Heim is much taller than average catchers, but he does a masterful job of framing his body to give the pitcher a large target and the umpire an excellent view of the pitch. His squat does leave him slightly vulnerable to wild pitches low and inside, but he is agile enough to adequately block these pitches in the dirt. I was amazed at how square and quiet he kept his body as he received the pitch and his hands are exceptionally soft and gentle as he catches the ball. In addition, Heim showed quick feet and a strong arm, flashing a 1.94 second pop time to second base in throwing out an opposing baserunner. He still needs polish behind the dish and to improve his blocking abilities, but Heim projects as a plus defensive catcher at the big league level.
Heim’s offensive skills currently lag behind his defense, but the 19-year-old switch hitting catcher showed some good bat speed from the left side Wednesday, crushing a double and hitting a fly ball to the wall in straight away center field for a loud out. He still struggles with strikeouts and recognizing breaking pitches, but he has made noticeable strides to shorten his lefty swing.

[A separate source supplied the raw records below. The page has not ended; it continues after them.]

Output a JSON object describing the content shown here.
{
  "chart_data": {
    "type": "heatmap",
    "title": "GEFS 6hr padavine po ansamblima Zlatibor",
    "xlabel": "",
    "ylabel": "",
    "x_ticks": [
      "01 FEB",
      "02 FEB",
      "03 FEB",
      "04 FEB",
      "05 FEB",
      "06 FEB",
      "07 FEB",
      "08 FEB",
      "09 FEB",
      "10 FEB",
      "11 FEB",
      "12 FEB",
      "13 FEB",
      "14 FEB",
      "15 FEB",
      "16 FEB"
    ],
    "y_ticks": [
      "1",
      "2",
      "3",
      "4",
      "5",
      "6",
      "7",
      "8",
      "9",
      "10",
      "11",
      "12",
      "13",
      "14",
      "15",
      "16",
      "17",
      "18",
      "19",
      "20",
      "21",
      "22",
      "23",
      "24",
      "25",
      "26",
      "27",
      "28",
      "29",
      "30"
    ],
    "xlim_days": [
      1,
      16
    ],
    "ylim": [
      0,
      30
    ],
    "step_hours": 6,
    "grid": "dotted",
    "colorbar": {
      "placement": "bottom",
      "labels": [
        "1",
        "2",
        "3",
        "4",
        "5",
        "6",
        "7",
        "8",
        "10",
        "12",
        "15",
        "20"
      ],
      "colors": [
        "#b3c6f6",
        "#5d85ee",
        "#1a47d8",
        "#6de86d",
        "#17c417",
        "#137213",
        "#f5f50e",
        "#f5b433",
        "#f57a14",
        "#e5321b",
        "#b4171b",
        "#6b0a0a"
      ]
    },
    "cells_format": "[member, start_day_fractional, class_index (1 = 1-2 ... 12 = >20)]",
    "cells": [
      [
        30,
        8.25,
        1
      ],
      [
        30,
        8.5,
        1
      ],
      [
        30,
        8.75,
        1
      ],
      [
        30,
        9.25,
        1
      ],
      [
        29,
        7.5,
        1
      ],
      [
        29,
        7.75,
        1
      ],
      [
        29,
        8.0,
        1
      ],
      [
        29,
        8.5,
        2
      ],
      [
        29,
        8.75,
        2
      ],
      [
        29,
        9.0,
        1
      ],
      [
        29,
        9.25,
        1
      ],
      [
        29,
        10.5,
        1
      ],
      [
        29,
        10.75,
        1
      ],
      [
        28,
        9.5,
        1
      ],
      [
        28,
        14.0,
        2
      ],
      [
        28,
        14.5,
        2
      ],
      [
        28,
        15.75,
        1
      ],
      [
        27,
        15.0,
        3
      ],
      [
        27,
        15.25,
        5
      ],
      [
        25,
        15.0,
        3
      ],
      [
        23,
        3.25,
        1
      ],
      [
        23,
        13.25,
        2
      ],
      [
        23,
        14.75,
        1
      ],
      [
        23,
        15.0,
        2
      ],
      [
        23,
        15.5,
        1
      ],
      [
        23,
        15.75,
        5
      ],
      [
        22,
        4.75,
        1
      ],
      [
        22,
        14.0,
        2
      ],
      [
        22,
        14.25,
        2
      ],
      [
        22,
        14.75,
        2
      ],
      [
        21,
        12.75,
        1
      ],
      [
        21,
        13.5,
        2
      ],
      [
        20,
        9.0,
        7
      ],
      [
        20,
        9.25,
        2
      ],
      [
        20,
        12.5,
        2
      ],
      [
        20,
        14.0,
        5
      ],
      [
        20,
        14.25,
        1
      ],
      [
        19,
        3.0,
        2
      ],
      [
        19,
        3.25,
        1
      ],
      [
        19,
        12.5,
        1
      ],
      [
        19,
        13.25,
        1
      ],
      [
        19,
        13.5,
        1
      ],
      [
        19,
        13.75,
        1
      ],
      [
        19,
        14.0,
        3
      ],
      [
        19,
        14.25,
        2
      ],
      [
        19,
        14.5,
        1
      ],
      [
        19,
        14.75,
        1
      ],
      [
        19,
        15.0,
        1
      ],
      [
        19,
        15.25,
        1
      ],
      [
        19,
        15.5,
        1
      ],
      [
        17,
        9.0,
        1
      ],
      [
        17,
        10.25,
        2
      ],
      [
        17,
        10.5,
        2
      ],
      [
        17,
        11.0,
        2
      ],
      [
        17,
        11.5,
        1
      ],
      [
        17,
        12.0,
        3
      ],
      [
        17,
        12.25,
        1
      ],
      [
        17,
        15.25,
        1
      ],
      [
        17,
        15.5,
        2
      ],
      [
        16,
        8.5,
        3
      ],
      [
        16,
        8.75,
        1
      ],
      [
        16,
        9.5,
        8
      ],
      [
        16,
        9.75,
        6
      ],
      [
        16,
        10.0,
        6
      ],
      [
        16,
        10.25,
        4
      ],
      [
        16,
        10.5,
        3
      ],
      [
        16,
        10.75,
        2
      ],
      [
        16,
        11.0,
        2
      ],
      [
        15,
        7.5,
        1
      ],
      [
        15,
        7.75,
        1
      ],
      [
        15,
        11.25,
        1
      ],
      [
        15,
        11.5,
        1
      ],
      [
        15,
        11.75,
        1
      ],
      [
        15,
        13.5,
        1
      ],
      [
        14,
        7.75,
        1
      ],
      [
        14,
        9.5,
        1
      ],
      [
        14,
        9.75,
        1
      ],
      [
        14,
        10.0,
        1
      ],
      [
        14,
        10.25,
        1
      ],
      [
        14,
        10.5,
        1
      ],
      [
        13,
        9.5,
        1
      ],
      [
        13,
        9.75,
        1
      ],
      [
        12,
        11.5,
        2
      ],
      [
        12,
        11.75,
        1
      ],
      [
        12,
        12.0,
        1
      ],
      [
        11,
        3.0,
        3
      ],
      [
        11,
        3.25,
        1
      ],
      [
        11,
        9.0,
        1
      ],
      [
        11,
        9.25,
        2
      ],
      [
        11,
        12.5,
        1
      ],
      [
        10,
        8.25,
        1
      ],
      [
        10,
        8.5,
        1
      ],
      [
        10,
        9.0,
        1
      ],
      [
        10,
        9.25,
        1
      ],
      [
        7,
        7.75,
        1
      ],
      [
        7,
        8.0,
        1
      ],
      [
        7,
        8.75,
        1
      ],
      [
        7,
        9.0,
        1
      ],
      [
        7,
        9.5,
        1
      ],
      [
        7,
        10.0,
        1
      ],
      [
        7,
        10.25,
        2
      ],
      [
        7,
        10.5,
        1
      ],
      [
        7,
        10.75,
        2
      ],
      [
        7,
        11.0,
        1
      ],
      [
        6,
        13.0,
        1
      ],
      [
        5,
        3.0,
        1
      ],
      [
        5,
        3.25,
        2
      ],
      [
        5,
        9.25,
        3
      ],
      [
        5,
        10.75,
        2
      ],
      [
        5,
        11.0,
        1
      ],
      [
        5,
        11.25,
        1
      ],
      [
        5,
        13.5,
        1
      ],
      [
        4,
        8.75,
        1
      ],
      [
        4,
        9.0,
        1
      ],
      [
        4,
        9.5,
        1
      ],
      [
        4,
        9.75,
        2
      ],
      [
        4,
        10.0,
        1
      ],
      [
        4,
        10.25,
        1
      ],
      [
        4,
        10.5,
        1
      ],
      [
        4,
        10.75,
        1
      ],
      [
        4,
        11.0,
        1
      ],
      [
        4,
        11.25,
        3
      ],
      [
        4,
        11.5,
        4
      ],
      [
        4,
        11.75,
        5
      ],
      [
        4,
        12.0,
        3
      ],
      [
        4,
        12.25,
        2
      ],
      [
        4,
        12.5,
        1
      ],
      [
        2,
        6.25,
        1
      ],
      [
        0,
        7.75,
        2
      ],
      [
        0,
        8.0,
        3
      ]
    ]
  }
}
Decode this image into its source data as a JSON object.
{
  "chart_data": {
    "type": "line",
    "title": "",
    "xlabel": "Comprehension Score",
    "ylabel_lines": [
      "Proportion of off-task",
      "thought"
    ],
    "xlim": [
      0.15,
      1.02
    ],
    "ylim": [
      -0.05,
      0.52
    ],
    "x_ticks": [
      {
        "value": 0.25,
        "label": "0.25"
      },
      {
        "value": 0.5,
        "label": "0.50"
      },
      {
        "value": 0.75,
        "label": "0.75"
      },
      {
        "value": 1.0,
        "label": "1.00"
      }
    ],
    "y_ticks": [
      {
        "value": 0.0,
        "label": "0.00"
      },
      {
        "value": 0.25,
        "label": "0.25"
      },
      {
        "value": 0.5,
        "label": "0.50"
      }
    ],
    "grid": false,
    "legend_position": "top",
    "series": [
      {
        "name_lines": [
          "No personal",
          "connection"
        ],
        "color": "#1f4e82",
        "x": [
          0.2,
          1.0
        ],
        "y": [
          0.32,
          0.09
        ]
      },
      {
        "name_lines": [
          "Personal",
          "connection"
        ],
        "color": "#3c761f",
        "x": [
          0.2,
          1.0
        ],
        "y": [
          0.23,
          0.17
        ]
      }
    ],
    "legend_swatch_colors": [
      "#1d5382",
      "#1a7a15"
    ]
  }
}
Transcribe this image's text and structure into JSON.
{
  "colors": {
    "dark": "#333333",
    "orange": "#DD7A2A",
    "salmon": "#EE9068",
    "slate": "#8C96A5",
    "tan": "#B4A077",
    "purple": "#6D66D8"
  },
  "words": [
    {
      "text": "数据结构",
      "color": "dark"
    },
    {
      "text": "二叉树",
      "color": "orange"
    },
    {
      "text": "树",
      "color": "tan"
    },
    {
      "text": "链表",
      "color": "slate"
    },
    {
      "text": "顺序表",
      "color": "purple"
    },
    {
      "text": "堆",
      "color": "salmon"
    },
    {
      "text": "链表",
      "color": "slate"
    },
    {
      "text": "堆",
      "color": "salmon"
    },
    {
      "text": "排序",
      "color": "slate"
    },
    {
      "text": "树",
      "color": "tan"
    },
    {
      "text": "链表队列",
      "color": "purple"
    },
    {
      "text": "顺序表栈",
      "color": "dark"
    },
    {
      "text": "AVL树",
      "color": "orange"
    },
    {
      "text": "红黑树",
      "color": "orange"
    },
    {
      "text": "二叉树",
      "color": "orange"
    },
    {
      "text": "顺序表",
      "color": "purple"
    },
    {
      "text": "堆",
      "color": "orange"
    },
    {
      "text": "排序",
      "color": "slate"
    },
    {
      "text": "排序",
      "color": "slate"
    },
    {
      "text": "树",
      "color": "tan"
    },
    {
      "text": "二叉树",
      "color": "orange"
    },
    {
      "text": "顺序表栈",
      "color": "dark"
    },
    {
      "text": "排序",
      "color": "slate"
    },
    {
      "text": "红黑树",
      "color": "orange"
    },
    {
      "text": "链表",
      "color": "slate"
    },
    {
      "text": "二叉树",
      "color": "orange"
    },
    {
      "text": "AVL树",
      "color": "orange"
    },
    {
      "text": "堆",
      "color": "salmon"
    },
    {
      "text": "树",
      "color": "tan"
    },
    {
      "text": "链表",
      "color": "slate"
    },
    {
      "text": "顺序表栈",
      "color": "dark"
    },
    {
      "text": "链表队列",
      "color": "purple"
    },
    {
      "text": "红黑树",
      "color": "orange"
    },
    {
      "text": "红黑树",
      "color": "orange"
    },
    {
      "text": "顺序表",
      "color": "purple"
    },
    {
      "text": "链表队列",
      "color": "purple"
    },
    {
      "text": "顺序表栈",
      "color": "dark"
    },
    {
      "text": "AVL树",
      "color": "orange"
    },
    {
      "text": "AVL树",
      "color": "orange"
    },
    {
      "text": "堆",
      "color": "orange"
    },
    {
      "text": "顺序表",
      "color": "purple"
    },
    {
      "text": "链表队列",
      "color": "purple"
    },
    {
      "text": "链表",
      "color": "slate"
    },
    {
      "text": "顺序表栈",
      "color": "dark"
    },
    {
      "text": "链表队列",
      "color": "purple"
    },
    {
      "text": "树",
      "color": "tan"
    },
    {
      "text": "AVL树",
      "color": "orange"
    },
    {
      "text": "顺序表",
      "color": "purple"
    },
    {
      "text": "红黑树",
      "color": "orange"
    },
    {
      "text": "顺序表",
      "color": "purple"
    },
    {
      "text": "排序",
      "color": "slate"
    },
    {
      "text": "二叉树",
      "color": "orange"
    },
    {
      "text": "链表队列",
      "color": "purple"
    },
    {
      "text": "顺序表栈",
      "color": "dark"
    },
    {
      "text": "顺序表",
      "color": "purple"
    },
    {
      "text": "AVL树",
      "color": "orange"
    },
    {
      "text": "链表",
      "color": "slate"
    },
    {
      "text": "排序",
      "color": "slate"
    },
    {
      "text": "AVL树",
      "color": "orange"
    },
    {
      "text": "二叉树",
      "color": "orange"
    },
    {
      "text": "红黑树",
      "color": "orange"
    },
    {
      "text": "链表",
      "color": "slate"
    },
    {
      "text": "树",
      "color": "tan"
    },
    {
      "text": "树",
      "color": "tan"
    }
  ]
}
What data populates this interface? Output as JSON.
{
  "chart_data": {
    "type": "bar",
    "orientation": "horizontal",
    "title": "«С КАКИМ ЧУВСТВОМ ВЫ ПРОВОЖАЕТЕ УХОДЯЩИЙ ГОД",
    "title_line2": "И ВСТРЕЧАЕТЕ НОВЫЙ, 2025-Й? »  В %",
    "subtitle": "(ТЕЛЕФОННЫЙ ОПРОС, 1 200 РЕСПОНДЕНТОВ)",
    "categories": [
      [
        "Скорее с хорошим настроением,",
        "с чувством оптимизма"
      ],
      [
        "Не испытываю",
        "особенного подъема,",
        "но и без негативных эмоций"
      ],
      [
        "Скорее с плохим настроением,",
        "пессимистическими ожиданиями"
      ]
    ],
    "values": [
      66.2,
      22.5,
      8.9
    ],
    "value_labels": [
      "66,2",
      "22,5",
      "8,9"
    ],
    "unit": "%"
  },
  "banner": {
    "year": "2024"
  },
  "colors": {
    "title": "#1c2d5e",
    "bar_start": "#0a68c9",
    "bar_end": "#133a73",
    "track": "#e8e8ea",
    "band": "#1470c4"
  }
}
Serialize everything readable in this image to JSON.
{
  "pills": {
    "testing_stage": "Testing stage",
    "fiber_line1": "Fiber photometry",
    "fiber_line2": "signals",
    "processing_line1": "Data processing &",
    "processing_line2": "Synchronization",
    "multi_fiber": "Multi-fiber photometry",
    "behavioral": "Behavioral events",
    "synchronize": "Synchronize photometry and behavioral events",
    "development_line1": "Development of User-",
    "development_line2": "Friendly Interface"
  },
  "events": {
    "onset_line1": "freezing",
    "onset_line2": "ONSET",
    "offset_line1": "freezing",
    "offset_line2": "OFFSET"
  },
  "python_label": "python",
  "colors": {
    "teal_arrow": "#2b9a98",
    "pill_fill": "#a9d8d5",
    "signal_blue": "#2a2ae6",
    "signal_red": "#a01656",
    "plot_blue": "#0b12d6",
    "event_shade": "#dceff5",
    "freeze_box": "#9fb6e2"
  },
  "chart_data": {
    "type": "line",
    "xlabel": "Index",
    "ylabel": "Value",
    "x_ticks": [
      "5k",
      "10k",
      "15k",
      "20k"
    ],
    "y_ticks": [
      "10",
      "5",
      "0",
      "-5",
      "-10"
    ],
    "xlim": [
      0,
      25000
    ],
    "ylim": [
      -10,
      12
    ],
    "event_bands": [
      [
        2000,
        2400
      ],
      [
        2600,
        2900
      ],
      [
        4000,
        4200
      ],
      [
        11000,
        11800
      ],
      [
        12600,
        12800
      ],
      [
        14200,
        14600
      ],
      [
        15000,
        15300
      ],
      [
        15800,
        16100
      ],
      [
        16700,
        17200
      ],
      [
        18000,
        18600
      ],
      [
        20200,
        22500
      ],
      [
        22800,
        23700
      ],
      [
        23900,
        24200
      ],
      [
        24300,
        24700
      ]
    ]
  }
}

Like every teenager he needs at-bats to gain experience and refine his approach and swing, but a switch-hitting catcher with plus defensive potential is an outstanding starter kit for a prospect. If one believes Chance Sisco is destined for another defensive position, Jonah Heim is clearly the best catching prospect currently in the Orioles’ system. I do not expect him to move quickly but I would be stunned if he did not develop into a major leaguer in the future.